Exactly three weeks until my flight now. Yesterday it finally set in and I became physically ill from the stress – I was fatigued and depressed, had a headache all day and could barely eat. Part of it was because I lost out on a chance with a potential new client. It’s not like I can’t find new clients, but it reminded me that my residency pass could be denied if I don’t make enough money and I can’t stop worrying about that.

Thankfully I’m feeling better and more positive today, thanks mostly to the family dog constantly asking for attention.

This is her 'pay attention to me' pose.

This is her ‘pay attention to me’ pose.

After watching Doctor Who (better enjoy it while I can, it’s not hugely popular in Finland) and having a long bath, I brushed up on my Finnish a bit more. I’ve been making flashcards to help me learn, as visuals are often a better way to learn and I can whip them out anywhere to have a quick lesson. The only trouble is my drawing skills are so terrible. I only hope that I can distinguish my own drawings.

As you can see, 'puhelinkioski' is Finnish for both 'phone booth' and 'Tardis.'

As you can see, ‘puhelinkioski’ is Finnish for both ‘phone booth’ and ‘Tardis.’

Three weeks to go…

Preparing for take off

It’s just under a month until I leave the UK for Finland. For the rest of August, most of my time is being spent selling or getting rid of the huge pile of stuff I don’t want or need. I’ve sold a lot on e-Bay and Amazon already, and gotten quite a lot of money to put towards my moving expenses. It’s even given me the idea of selling used books and vintage games to make some extra money. There is potential to make a good second income from it.

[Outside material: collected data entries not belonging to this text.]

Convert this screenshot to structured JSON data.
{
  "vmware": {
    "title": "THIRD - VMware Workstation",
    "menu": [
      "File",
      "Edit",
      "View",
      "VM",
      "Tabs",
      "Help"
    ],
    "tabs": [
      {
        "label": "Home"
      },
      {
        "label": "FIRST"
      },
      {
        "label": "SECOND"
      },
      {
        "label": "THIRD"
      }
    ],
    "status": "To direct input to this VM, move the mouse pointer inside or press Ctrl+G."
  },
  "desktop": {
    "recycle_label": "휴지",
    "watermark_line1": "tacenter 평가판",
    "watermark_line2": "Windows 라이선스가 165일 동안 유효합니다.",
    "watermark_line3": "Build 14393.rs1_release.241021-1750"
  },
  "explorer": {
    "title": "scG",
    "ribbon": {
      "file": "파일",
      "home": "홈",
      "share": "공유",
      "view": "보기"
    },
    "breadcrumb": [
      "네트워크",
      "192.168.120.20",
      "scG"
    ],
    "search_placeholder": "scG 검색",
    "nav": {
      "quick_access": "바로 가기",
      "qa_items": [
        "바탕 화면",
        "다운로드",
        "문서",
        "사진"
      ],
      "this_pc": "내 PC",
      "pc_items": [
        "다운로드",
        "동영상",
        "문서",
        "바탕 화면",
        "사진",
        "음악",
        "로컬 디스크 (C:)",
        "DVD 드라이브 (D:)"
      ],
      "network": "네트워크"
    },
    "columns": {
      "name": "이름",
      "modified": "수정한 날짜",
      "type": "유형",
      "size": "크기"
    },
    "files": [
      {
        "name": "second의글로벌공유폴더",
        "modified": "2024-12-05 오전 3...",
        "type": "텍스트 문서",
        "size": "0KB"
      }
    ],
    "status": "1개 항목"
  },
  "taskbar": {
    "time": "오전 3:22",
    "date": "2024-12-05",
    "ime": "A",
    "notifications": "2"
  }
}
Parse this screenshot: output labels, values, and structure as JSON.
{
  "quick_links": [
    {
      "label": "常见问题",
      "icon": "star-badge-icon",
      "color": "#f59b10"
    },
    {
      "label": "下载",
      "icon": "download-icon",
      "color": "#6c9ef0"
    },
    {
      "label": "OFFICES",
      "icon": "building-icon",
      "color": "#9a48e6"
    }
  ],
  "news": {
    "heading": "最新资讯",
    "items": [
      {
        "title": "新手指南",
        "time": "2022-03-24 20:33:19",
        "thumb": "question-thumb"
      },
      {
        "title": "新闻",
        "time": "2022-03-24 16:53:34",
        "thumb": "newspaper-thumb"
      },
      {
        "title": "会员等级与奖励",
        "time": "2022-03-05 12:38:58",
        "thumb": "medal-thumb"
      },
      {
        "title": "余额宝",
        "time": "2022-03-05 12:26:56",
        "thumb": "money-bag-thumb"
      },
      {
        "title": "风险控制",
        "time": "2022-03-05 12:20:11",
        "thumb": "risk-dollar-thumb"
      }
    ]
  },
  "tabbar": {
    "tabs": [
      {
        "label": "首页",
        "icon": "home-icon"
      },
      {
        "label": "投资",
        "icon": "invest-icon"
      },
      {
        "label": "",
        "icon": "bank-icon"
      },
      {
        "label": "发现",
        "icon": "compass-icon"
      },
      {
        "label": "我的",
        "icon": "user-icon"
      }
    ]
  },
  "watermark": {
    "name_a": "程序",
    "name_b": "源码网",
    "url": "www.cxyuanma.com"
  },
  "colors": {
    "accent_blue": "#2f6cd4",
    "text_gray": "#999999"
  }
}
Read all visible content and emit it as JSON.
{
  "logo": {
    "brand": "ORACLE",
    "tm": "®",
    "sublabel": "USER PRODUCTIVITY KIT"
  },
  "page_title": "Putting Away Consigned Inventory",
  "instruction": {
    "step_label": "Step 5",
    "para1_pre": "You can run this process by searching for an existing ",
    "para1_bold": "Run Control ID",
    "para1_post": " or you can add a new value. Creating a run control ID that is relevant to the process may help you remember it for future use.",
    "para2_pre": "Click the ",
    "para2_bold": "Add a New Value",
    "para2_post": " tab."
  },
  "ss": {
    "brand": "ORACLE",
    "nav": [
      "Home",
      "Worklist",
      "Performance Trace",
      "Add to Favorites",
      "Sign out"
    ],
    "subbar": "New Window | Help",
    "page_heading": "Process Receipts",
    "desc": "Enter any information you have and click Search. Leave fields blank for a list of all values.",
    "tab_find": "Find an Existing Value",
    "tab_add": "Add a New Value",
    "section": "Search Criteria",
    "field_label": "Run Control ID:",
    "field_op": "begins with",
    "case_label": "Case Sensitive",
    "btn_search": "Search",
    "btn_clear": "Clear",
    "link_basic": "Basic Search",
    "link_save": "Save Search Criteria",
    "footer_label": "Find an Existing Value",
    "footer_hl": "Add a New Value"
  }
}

The current 'to sell' pile

The current ‘to sell’ pile

Learning Finnish is also taking up a lot my time. I’m trying but it’s a very hard language for an English speaker to learn. The only other language I studied was French at school. I got a B for my French GCSE, so you’d think I’d be at least passable at French, right? Not even close. I can count to ten and say I have a pet dog but that’s about it. Three hour long lessons a week for five years and I still don’t know any French. If you can’t tell, British schools are terrible at teaching foreign languages.

I think I know why. Memorising French words and phrases for an exam is like teaching a parrot to talk. It knows what to say but can’t understand the context behind it. Plus, as soon as you leave the exam hall, there’s the overwhelming relief of ‘I never have to do that ever again’ so by the end of the summer you’ve forgotten every word of French you ever learnt, and probably the teacher’s name as well.

I don’t want my Finnish to be like that. I know it will take a long time before I can even have a basic conversation, but I want to try at least. I could probably get by in Finland without learning the language since most people speak English anyway, but I like the challenge more than anything. Having a rare skill on your CV always looks good.

I’m fluctuating constantly between excitement to be moving and complete fear for what will happen when I get there. I could have my residency pass denied or forget some important form that will land me with a hefty fine. People keep telling me to relax and that it will all go fine but I can’t help but worry all the same. The best I can do is get everything ready in good time and just wait and see what happens. I’m told that even on a low income, my residency pass will be accepted as long as I can prove I’m not trying to get on the benefits system. Even if it is denied, I know my parent’s will always welcome me back to their house for as long as I need. I’ve had major set backs in my life before and although I would be upset and ashamed if my pass was denied, I wouldn’t let it stop me for long.